June 14th, 2004 at 10:20 am
One nation, under technicalities
Keeping with its long history of absolutely avoiding the fundamental issues at hand and relying on nitpicky crap no one gives a shit about to make the ultimate decision regarding the fate of things, the Supreme Court ruled that Michael Newdow could not…
June 14th, 2004 at 10:53 am
First, let’s dispose of the Brown analogy. While the NAACP may have had a broad political agenda that motivated its bringing the case, the named plaintiffs did not; they were real, live, custodial parents, with real children who stood to receive a substandard education if they lost. Standing was not an issue there, nor even close. And besides, their cause was a righteous one grounded in the very basis of what the 14th Amendment was intended to do (and probably would have done all along, had they not gutted it in Plessy v. Ferguson). Newdow’s, by contrast, is simply an ego trip, based on a “constitutional” doctrine that no Congressman or Senator ever voted to enact, no Legislature ever voted to ratify, and no court had even ruled for (though some, admittedly, came close as a result of earlier, more sucessful nuisance suits brought by others).

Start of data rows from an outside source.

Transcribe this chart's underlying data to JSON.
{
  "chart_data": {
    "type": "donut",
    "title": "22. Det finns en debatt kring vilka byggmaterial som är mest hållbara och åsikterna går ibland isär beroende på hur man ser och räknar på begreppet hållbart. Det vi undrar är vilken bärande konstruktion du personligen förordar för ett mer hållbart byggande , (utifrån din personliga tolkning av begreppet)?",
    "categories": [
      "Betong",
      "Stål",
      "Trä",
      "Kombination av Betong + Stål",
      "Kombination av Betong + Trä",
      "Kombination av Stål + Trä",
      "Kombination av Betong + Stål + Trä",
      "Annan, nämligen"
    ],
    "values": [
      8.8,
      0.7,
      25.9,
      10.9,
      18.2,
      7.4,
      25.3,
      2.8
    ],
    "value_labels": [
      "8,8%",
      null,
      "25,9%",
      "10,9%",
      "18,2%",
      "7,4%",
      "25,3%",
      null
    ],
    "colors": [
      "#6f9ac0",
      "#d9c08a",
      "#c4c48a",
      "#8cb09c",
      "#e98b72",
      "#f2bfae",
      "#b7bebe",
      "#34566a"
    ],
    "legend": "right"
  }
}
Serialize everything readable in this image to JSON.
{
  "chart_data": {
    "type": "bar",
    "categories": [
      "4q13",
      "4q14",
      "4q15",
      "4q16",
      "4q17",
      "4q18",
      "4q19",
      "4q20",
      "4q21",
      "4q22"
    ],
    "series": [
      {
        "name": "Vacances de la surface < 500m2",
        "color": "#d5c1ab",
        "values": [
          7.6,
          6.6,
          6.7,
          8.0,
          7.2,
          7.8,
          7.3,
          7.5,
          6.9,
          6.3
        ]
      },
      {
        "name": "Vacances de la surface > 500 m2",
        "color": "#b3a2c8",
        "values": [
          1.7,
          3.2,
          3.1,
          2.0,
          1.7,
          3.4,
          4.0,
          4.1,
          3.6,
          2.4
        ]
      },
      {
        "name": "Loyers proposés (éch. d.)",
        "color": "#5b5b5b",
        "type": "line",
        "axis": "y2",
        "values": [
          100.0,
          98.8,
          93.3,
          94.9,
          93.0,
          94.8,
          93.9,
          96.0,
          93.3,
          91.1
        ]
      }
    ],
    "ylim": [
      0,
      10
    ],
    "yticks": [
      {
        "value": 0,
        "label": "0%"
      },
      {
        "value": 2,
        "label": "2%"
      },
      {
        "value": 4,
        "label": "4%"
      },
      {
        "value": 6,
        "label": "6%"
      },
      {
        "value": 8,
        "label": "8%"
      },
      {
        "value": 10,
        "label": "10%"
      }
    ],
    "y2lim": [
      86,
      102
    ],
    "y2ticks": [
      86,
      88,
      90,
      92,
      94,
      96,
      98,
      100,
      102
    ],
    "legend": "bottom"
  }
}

As to the standing doctrine generally, I’m having a hard time seeing how it could mean anything at all if it does not work to bar a suit by a non-custodial parent over the objection of the custodial parent who has every legal right to do everything the non-custodial parent accuses the school of doing. The case should have been tossed out on that basis early on. It wasn’t, so that’s where the Supremes came in.
As to the vote on cert, I’d be very surprised if it was not unanimous. Does anyone on any side of this issue really think it would be acceptable for one version of the Pledge to be recited in some states, and another version everywhere else?
June 14th, 2004 at 3:27 pm
“Atheist Jihad” vs “Christian Sharia”
Hmmmm, choices, choices.
June 15th, 2004 at 8:46 pm
Submitted for Your Approval
First off…  any spambots reading this should immediately go here, here, here, and here.  Die spambots, die!  And now…  here are all the links submitted by members of the Watcher’s Council for this week’s vote. Council links:A Tale…
June 16th, 2004 at 4:06 pm
Newdow isn’t on a jihad — it’s a crusade. Jeez, let’s get the terminology right.
Oops, did I say “jeez,” an obvious euphemism for Jesus? I did, didn’t I? Damn, I—
Well, now I can’t say “damn” either, can I, because it implies the existence of hell, which is a religious concept.
Shit.
June 16th, 2004 at 4:23 pm
I’m sure somebody prays to that, too.